A leading South East law firm has won a breakthrough case by helping a group of holiday home leaseholders purchase the freehold of their properties.
They did so by proving that the properties could be defined as houses, by law, in the case known as Mortimer & Others v Eco Chic Limited.
Helen Bell, a property litigation solicitor at Mayo Wynne Baxter, was asked to represent several people who wanted to purchase the freehold on their buildings on Lower Mill Estate, a leisure and holiday site in Cirencester, Gloucestershire.
However, the freeholder challenged these requests, saying that the properties did not qualify as houses under the Leasehold Reform Act 1967. As a result, the case went to trial.
“Purchasing the freehold is normally a straightforward process but we were up against tough opposition from the freeholder,” Bell said.

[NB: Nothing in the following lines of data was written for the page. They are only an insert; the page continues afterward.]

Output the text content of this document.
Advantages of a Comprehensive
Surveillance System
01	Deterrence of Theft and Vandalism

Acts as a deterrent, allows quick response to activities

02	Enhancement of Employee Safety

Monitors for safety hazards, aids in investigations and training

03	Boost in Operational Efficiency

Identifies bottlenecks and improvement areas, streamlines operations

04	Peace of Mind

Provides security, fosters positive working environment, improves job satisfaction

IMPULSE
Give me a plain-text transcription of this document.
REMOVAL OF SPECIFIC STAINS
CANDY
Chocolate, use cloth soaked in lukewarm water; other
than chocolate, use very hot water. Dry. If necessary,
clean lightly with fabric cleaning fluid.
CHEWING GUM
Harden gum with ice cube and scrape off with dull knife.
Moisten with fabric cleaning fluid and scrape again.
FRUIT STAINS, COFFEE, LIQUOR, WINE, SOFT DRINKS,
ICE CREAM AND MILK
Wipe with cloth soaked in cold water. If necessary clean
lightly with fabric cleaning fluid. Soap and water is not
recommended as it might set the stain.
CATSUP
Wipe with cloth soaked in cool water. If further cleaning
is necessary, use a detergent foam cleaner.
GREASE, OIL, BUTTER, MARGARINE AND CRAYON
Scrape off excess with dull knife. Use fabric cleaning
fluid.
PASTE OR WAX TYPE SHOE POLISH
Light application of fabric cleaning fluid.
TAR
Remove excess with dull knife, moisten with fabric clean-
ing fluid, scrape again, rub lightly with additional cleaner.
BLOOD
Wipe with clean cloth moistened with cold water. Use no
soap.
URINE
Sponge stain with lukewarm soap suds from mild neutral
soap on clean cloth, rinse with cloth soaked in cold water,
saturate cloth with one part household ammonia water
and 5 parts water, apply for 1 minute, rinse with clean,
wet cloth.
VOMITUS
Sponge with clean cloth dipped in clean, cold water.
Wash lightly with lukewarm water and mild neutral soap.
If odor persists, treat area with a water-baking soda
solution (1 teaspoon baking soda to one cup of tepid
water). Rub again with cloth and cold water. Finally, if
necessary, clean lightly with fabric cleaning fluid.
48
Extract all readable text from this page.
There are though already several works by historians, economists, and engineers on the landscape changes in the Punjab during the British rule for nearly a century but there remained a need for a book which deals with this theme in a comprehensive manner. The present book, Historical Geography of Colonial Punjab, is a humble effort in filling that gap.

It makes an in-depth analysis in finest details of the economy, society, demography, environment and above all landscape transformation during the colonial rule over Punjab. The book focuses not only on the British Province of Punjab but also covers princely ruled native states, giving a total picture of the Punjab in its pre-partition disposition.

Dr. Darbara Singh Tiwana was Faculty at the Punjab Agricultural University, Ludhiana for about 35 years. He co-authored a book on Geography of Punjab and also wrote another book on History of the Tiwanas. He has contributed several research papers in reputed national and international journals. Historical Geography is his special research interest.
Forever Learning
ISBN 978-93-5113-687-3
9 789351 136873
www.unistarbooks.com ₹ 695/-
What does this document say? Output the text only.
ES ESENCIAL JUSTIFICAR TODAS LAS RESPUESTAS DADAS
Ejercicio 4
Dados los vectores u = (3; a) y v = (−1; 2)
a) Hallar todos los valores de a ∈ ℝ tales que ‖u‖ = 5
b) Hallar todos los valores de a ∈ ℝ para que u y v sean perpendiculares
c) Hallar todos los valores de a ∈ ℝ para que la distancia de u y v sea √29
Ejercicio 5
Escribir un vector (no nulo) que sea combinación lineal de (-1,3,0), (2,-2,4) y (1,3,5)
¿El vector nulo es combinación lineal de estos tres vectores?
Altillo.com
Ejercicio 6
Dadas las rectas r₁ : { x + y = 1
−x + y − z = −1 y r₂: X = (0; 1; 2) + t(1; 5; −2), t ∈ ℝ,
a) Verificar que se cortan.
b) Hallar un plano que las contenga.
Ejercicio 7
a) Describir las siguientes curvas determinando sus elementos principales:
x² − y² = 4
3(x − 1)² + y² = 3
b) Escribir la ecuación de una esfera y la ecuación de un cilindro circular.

“In this case, we had no previous court decision to guide us – it was the first time that a court had directly addressed this issue. We had to satisfy the court that the holiday homes did in fact meet the criteria to be classed as houses under the Leasehold Reform Act 1967 - legislation which allowed people to buy the freehold for the first time.”
She added: “While not all holiday homes will meet the criteria in the Act, the court ruled that these buildings could be defined as houses. In the past, others may have not taken on their landlords for fear of losing. That’s why this is a really exciting ruling – it’s the first of its kind and could impact future cases.”